Il team guidato dai ricercatori della Nazar ha lavorato in collaborazione con il Joint Center for Energy Storage Research (JCESR), che è uno degli istituti del Dipartimento dell’Energia statunitense che si occupa di ricerca avanzata.

Insieme hanno definito una nuova chimica per l’elettrolita, che è realizzato con l’adozione di litio, scandio, indio e cloro. Questo particolare elettrolita ha il duplice potere di favorire il movimento degli ioni di litio e di ostacolare quello degli elettroni.
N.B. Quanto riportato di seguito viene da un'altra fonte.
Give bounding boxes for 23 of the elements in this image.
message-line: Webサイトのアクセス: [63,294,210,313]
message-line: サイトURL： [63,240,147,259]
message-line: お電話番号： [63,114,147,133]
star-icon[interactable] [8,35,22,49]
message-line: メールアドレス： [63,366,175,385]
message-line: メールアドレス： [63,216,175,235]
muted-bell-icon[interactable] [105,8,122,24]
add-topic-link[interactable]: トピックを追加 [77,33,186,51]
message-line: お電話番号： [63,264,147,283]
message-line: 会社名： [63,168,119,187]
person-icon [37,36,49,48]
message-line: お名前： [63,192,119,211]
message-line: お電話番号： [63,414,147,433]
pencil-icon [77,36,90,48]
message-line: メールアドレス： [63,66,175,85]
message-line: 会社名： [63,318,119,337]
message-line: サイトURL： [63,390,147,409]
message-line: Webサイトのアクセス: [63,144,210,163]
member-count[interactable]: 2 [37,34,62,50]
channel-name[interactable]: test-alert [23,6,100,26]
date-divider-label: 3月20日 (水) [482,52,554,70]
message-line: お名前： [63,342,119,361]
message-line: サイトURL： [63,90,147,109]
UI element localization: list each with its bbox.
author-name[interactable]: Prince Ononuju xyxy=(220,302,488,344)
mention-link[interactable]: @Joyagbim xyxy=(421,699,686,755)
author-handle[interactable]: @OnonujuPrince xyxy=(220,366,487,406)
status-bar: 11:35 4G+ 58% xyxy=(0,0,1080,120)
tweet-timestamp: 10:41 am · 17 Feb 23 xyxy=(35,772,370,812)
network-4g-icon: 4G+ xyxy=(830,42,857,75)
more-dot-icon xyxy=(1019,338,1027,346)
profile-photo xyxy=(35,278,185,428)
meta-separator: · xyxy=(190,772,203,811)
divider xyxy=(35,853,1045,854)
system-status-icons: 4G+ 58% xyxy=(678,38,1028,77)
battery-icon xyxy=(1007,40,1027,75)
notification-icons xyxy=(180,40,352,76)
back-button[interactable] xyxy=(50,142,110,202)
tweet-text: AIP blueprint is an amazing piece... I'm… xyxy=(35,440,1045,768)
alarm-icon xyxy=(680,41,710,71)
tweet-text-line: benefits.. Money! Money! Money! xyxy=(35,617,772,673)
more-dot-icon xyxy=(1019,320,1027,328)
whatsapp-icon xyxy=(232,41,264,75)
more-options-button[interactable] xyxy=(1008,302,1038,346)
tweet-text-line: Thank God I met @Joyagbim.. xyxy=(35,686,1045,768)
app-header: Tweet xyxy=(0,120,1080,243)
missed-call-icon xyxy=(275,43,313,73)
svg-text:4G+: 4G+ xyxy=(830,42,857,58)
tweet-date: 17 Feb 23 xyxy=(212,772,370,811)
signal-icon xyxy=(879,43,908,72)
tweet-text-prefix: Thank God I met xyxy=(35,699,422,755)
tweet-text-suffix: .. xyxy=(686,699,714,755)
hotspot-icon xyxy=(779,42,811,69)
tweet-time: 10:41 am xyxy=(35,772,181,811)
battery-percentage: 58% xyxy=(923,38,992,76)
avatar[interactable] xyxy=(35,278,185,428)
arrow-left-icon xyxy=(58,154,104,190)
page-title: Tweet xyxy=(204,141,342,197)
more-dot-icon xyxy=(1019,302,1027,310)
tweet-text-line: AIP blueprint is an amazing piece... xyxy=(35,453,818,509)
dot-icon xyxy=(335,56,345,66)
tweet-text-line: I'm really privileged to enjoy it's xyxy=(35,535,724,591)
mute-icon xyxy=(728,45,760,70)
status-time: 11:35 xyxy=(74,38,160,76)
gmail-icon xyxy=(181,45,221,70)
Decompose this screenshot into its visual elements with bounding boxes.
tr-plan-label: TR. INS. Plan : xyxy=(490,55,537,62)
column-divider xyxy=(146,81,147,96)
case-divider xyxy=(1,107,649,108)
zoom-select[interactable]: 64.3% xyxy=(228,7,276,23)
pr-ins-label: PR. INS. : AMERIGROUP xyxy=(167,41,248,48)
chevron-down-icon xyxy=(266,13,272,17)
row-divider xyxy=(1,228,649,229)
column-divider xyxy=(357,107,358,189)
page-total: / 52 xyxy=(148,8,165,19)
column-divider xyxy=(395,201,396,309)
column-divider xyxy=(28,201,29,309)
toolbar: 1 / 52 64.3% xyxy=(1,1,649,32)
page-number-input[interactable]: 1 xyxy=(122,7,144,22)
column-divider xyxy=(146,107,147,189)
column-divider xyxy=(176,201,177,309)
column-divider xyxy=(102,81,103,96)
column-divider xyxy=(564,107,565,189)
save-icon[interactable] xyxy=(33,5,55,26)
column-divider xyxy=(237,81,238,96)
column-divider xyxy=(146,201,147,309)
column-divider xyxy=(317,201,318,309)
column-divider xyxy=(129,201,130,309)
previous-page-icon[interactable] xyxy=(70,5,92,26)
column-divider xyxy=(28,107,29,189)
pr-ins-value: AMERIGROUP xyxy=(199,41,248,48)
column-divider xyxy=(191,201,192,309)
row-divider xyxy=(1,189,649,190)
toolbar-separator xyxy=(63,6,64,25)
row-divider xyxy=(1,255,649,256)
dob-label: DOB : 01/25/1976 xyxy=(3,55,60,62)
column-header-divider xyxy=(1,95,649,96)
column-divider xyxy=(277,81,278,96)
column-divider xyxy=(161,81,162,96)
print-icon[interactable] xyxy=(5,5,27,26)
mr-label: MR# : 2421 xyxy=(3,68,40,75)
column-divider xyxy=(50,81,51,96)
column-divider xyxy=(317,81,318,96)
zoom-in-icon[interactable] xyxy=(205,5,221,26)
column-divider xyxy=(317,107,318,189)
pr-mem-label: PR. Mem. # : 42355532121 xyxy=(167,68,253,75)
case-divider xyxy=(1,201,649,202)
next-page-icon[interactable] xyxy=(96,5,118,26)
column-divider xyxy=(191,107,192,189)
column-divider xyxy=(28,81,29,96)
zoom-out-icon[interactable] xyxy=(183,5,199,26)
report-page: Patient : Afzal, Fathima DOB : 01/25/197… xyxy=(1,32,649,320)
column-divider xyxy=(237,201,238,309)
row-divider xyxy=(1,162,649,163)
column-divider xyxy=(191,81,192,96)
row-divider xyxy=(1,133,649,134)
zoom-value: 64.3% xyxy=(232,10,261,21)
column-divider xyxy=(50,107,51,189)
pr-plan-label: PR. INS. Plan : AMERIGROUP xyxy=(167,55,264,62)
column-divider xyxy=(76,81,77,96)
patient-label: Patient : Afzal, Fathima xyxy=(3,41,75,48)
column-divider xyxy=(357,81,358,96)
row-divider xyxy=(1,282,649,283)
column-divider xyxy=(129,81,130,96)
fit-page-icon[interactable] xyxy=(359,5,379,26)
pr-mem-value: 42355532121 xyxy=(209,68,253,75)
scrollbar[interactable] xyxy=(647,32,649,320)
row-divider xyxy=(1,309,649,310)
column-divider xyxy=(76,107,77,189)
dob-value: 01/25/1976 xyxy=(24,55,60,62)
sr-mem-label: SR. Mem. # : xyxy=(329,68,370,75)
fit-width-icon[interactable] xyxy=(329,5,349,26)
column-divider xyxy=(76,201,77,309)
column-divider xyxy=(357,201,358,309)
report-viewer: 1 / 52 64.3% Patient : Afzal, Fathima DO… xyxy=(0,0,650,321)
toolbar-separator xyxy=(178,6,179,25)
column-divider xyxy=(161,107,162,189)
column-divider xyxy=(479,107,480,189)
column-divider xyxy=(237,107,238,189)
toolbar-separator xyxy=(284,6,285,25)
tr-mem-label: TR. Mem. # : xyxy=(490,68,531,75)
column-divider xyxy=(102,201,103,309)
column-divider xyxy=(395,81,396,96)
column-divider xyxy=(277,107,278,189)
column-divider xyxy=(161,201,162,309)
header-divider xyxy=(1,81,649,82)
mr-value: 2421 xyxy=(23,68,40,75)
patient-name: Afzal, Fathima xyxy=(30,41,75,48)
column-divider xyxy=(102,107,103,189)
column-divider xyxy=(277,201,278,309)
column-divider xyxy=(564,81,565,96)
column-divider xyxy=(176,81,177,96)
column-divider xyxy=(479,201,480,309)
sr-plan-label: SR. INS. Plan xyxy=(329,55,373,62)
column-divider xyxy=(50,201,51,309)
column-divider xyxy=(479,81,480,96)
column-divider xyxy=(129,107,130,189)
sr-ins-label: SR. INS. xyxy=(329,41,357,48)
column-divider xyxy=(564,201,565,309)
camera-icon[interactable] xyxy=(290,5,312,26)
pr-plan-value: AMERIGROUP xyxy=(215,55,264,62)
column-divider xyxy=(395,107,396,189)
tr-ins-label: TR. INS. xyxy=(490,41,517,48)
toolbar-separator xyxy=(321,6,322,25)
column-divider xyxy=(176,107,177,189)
Così facendo la batteria dovrebbe durare più a lungo senza una perdita significativa a livello di prestazioni. Gli scienziati coinvolti nel progetto credono di poter arrivare a oltre cento cicli ad alta tensione (superiore a 4 volt) e di poter superare le migliaia di cicli a tensione intermedia.

external_image

L'importanza del cloruro

Il fatto che l’elettrolita sia a base di cloruro e che resti stabile a tensioni di oltre 4 volt è fondamentale perché garantisce la possibilità di essere utilizzato all’interno delle moderne celle agli ioni di litio. Ci sono altre batterie allo stato solido che preferiscono i solfuri, che però al momento si degradano a tensioni superiori a 2,5 volt (per questo richiedono ad esempio il rivestimento del catodo) e hanno un design diverso, che obbliga a rivedere più a fondo i processi produttivi.

“Gli elettroliti a base di cloruro stanno diventando sempre più attraenti perché si ossidano solo ad alte tensioni e sono compatibili con i catodi che già abbiamo sulle normali batterie agli ioni di litio”, fa sapere la Nazar. Ora però si continua nella messa a punto della formula chimica.

“Rispetto alle prime versioni di questo elettrolita abbiamo deciso di sostituire metà dell’indio con lo scandio – fanno sapere dal JCESR – Questo ha dato due tipi di vantaggi: ha permesso di migliorare la conduttività ionica e di utilizzare una quantità minore di indio, metallo raro che viene tra l’altro estratto principalmente da Cina e Corea".